In [1]:
import lime
import sklearn
import numpy as np
import sklearn
import sklearn.feature_extraction
import sklearn.ensemble
import sklearn.metrics
from __future__ import print_function
import pandas as pd
import spacy
np.random.seed(500)
nlp = spacy.load("fr_core_news_md")

In [None]:
TRAIN_PATH = "train_disjoint.csv" # "datasets/articles/train_text_dataset.csv"
TEST_PATH = "test_disjoint.csv"# "datasets/articles/test_text_dataset.csv"
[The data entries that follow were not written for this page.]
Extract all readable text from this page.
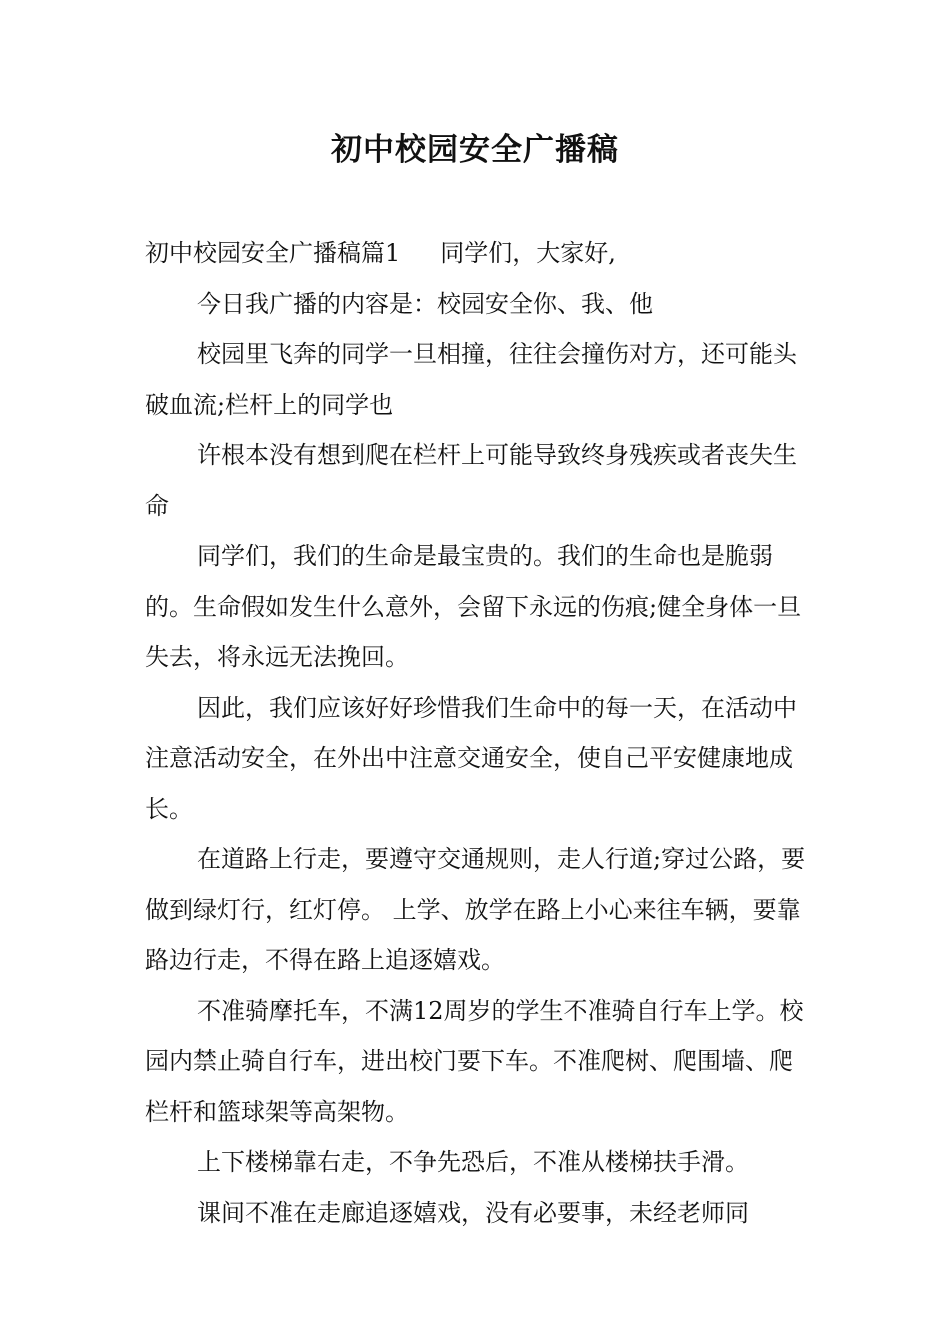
初中校园安全广播稿

初中校园安全广播稿篇1 同学们，大家好,

今日我广播的内容是：校园安全你、我、他

校园里飞奔的同学一旦相撞，往往会撞伤对方，还可能头破血流;栏杆上的同学也

许根本没有想到爬在栏杆上可能导致终身残疾或者丧失生命

同学们，我们的生命是最宝贵的。我们的生命也是脆弱的。生命假如发生什么意外，会留下永远的伤痕;健全身体一旦失去，将永远无法挽回。

因此，我们应该好好珍惜我们生命中的每一天，在活动中注意活动安全，在外出中注意交通安全，使自己平安健康地成长。

在道路上行走，要遵守交通规则，走人行道;穿过公路，要做到绿灯行，红灯停。 上学、放学在路上小心来往车辆，要靠路边行走，不得在路上追逐嬉戏。

不准骑摩托车，不满12周岁的学生不准骑自行车上学。校园内禁止骑自行车，进出校门要下车。不准爬树、爬围墙、爬栏杆和篮球架等高架物。

上下楼梯靠右走，不争先恐后，不准从楼梯扶手滑。

课间不准在走廊追逐嬉戏，没有必要事，未经老师同
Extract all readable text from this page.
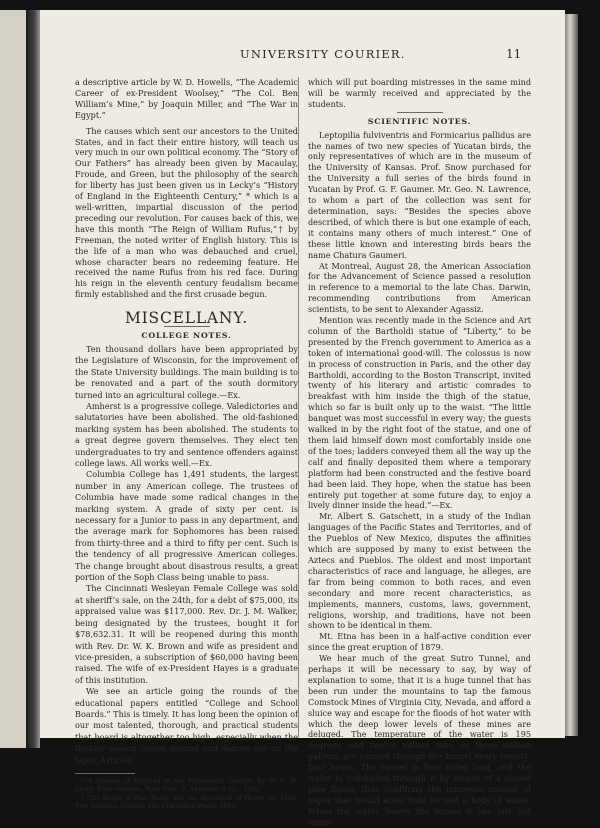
UNIVERSITY COURIER.	11

a descriptive article by W. D. Howells, “The Academic Career of ex-President Woolsey,” “The Col. Ben William’s Mine,” by Joaquin Miller, and “The War in Egypt.”

The causes which sent our ancestors to the United States, and in fact their entire history, will teach us very much in our own political economy. The “Story of Our Fathers” has already been given by Macaulay, Froude, and Green, but the philosophy of the search for liberty has just been given us in Lecky’s “History of England in the Eighteenth Century,” * which is a well-written, impartial discussion of the period preceding our revolution. For causes back of this, we have this month “The Reign of William Rufus,”† by Freeman, the noted writer of English history. This is the life of a man who was debauched and cruel, whose character bears no redeeming feature. He received the name Rufus from his red face. During his reign in the eleventh century feudalism became firmly established and the first crusade begun.

MISCELLANY.
COLLEGE NOTES.

Ten thousand dollars have been appropriated by the Legislature of Wisconsin, for the improvement of the State University buildings. The main building is to be renovated and a part of the south dormitory turned into an agricultural college.—Ex.

Amherst is a progressive college. Valedictories and salutatories have been abolished. The old-fashioned marking system has been abolished. The students to a great degree govern themselves. They elect ten undergraduates to try and sentence offenders against college laws. All works well.—Ex.

Columbia College has 1,491 students, the largest number in any American college. The trustees of Columbia have made some radical changes in the marking system. A grade of sixty per cent. is necessary for a Junior to pass in any department, and the average mark for Sophomores has been raised from thirty-three and a third to fifty per cent. Such is the tendency of all progressive American colleges. The change brought about disastrous results, a great portion of the Soph Class being unable to pass.

The Cincinnati Wesleyan Female College was sold at sheriff’s sale, on the 24th, for a debt of $75,000, its appraised value was $117,000. Rev. Dr. J. M. Walker, being designated by the trustees, bought it for $78,632.31. It will be reopened during this month with Rev. Dr. W. K. Brown and wife as president and vice-presiden, a subscription of $60,000 having been raised. The wife of ex-President Hayes is a graduate of this institution.

We see an article going the rounds of the educational papers entitled “College and School Boards.” This is timely. It has long been the opinion of our most talented, thorough, and practical students that board is altogether too high, especially when the theater season comes around and dances are on the tapis. Articles

* A History of England in the Eighteenth Century by W. E. H. Lecky. Four volumes. New York: D. Appleton & Co., 1882.

† The Reign of Wm. Rufus and the Accession of Henry the First. Two volumes. Oxford: The Clarendon Press, 1882.

which will put boarding mistresses in the same mind will be warmly received and appreciated by the students.

SCIENTIFIC NOTES.

Leptopilia fulviventris and Formicarius pallidus are the names of two new species of Yucatan birds, the only representatives of which are in the museum of the University of Kansas. Prof. Snow purchased for the University a full series of the birds found in Yucatan by Prof. G. F. Gaumer. Mr. Geo. N. Lawrence, to whom a part of the collection was sent for determination, says: “Besides the species above described, of which there is but one example of each, it contains many others of much interest.” One of these little known and interesting birds bears the name Chatura Gaumeri.

At Montreal, August 28, the American Association for the Advancement of Science passed a resolution in reference to a memorial to the late Chas. Darwin, recommending contributions from American scientists, to be sent to Alexander Agassiz.

Mention was recently made in the Science and Art column of the Bartholdi statue of “Liberty,” to be presented by the French government to America as a token of international good-will. The colossus is now in process of construction in Paris, and the other day Bartholdi, according to the Boston Transcript, invited twenty of his literary and artistic comrades to breakfast with him inside the thigh of the statue, which so far is built only up to the waist. “The little banquet was most successful in every way; the guests walked in by the right foot of the statue, and one of them laid himself down most comfortably inside one of the toes; ladders conveyed them all the way up the calf and finally deposited them where a temporary platform had been constructed and the festive board had been laid. They hope, when the statue has been entirely put together at some future day, to enjoy a lively dinner inside the head.”—Ex.

Mr. Albert S. Gatschett, in a study of the Indian languages of the Pacific States and Territories, and of the Pueblos of New Mexico, disputes the affinities which are supposed by many to exist between the Aztecs and Pueblos. The oldest and most important characteristics of race and language, he alleges, are far from being common to both races, and even secondary and more recent characteristics, as implements, manners, customs, laws, government, religions, worship, and traditions, have not been shown to be identical in them.

Mt. Etna has been in a half-active condition ever since the great eruption of 1879.

We hear much of the great Sutro Tunnel, and perhaps it will be necessary to say, by way of explanation to some, that it is a huge tunnel that has been run under the mountains to tap the famous Comstock Mines of Virginia City, Nevada, and afford a sluice way and escape for the floods of hot water with which the deep lower levels of these mines are deluged. The temperature of the water is 195 degrees, and twelve million tons, or three million gallons, are carried through the tunnel every twenty-four hours. The tunnel is four miles long, and the water is conducted through it by means of a closed pine flume, thus confining the immense masses of vapor that would arise from so vast a body of water. When the water leaves the tunnel it has lost but seven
fields = ["label", "article"]

train_df = pd.read_csv(TRAIN_PATH, usecols=fields)
test_df = pd.read_csv(TEST_PATH, usecols=fields)

def cleansing(doc):
    # Remove stop words
    doc = [token for token in doc if not token.is_stop]
    return doc

def keep_specific_pos(doc, pos=["ADV", "ADJ", "VERB", "NOUN"]):
    doc = [token for token in doc if token.pos_ in pos]
    return doc

def preprocess(data):
    docs = list(nlp.pipe(data))
    preprocess_docs = [keep_specific_pos(cleansing(doc)) for doc in docs]
    # Doc -> Text (+ lemmatization)
    output_texts = [" ".join([token.lemma_ for token in doc]) for doc in preprocess_docs]
    return output_texts

x_train = preprocess([str(text) for text in train_df["article"].values])
x_test = preprocess([str(text) for text in test_df["article"].values])
y_train, y_test = train_df["label"].values - 1, test_df["label"].values - 1

In [None]:
# making class names shorter
class_names = ["true", "biased", "fake"]
print(','.join(class_names))

In [None]:
vectorizer = sklearn.feature_extraction.text.TfidfVectorizer(lowercase=False)
train_vectors = vectorizer.fit_transform(x_train)
test_vectors = vectorizer.transform(x_test)

In [None]:
from sklearn.naive_bayes import MultinomialNB
nb = MultinomialNB(alpha=.01)
nb.fit(train_vectors, y_train)

In [None]:
pred = nb.predict(test_vectors)
sklearn.metrics.f1_score(y_test, pred, average='weighted')

In [None]:
print(sklearn.metrics.confusion_matrix(y_test, pred))

In [None]:
from lime import lime_text
from sklearn.pipeline import make_pipeline
c = make_pipeline(vectorizer, nb)

In [None]:
print(c.predict_proba([x_train[0]]).round(3))

In [None]:
from lime.lime_text import LimeTextExplainer
explainer = LimeTextExplainer(class_names=class_names)

In [None]:
idx = 3
exp = explainer.explain_instance(x_train[idx], c.predict_proba, num_features=6, labels=[0, 1, 2])
print('Document id: %d' % idx)
print('Predicted class =', class_names[nb.predict(test_vectors[idx]).reshape(1,-1)[0,0]])
print('True class: %s' % class_names[y_test[idx]])

In [None]:
print ('Explanation for class %s' % class_names[0])
print ('\n'.join(map(str, exp.as_list(label=0))))
print ()
print ('Explanation for class %s' % class_names[1])
print ('\n'.join(map(str, exp.as_list(label=1))))
print ()
print ('Explanation for class %s' % class_names[2])
print ('\n'.join(map(str, exp.as_list(label=2))))

In [None]:
exp = explainer.explain_instance(x_test[idx], c.predict_proba, num_features=6, top_labels=2)
print(exp.available_labels())

In [None]:
exp.show_in_notebook(text=False)

In [None]:
exp.show_in_notebook(text=x_test[idx], labels=(2,))